1924 film directed by Clifford Smith

Ridgeway of Montana is a 1924 American silent Western film directed by Clifford Smith and starring Jack Hoxie, Olive Hasbrouck, and Herbert Fortier.

==Plot==
As described in a film magazine review, Buck Ridgeway, wealthy ranchman, captures members of a rustler band, but Pelton, their leader, makes a getaway in great style by jumping from his mount just at a crucial moment and hurdling over a towering rock into the river below. Buck visits the city and meets Aline Hanley who flirts with him, but he does not respond. Piqued, Aline follows him and is lost in the mountains. Buck finds her and a snowstorm compels them to spend the night together in a cabin.

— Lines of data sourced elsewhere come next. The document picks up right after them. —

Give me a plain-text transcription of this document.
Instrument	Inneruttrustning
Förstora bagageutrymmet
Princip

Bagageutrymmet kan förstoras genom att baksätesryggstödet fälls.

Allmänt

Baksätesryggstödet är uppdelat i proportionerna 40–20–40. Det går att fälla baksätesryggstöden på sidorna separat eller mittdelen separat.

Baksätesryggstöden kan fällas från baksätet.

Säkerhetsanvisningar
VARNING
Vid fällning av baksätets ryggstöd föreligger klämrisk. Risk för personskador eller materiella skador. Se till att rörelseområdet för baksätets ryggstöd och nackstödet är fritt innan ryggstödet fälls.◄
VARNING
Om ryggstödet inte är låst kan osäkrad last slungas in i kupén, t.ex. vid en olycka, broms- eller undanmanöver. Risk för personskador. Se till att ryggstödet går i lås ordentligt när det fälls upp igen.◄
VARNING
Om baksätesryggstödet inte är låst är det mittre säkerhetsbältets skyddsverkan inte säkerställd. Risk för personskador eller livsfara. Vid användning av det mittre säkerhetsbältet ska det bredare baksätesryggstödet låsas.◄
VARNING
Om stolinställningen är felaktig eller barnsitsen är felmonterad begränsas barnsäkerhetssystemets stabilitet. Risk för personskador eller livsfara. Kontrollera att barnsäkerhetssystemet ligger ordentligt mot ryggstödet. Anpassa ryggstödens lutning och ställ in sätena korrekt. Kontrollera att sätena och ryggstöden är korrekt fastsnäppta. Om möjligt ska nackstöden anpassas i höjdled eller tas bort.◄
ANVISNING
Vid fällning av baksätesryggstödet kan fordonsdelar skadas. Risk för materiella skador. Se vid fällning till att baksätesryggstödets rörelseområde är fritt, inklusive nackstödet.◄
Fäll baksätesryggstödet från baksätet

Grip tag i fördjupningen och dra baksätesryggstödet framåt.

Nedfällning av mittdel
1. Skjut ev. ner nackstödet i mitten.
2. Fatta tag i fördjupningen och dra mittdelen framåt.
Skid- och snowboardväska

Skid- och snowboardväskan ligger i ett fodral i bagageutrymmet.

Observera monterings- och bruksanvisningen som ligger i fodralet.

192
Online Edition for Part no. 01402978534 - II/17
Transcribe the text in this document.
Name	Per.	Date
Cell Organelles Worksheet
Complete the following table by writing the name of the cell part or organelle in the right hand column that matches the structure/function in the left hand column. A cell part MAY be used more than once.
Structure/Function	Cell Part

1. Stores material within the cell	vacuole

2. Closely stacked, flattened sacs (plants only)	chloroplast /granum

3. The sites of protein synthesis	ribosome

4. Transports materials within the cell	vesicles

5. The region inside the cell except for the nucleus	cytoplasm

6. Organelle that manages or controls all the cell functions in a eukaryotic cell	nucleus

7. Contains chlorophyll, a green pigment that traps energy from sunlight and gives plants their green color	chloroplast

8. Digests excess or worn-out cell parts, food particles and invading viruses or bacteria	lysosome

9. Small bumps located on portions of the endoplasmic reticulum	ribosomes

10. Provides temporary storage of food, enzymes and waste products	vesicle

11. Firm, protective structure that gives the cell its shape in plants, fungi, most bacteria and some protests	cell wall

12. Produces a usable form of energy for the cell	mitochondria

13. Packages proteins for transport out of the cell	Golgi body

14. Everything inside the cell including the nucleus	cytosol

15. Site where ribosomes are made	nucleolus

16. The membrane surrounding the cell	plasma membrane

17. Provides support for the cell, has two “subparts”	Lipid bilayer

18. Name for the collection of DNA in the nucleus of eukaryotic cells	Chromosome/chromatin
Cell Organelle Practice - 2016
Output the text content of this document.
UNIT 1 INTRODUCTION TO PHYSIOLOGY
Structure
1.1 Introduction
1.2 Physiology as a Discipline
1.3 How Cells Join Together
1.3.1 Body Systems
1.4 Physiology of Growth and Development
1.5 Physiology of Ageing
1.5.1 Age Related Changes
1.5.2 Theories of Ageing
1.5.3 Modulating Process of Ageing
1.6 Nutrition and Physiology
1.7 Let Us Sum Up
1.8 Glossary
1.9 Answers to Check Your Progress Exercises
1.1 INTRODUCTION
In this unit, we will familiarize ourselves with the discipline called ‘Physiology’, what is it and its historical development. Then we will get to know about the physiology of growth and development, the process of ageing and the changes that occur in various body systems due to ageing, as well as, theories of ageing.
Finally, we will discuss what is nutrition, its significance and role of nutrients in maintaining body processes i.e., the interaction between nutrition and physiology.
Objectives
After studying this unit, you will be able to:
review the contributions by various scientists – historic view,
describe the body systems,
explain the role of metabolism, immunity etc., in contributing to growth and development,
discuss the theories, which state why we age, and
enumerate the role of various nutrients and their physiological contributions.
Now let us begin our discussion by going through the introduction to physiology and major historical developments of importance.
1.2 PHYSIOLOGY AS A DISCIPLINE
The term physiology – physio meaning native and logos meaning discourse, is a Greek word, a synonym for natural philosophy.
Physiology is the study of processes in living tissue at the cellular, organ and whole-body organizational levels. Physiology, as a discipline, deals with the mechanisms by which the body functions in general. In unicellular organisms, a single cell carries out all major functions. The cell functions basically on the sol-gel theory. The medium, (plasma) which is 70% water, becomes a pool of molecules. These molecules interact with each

Buck weds Aline. She is kidnapped by Pelton. Buck conceals himself in a wagon to serve as a shield from flying bullets, rolls downhill and crashes into Pelton's shack. After a scrapping fight with Pelton, her husband rescues her and Aline is convinced of the sincerity of his love.

==Preservation==
A print of Ridgeway of Montana is in the collection of EYE Film Institute Netherlands.

==Bibliography==
- Darby, William. Masters of Lens and Light: A Checklist of Major Cinematographers and Their Feature Films. Scarecrow Press, 1991.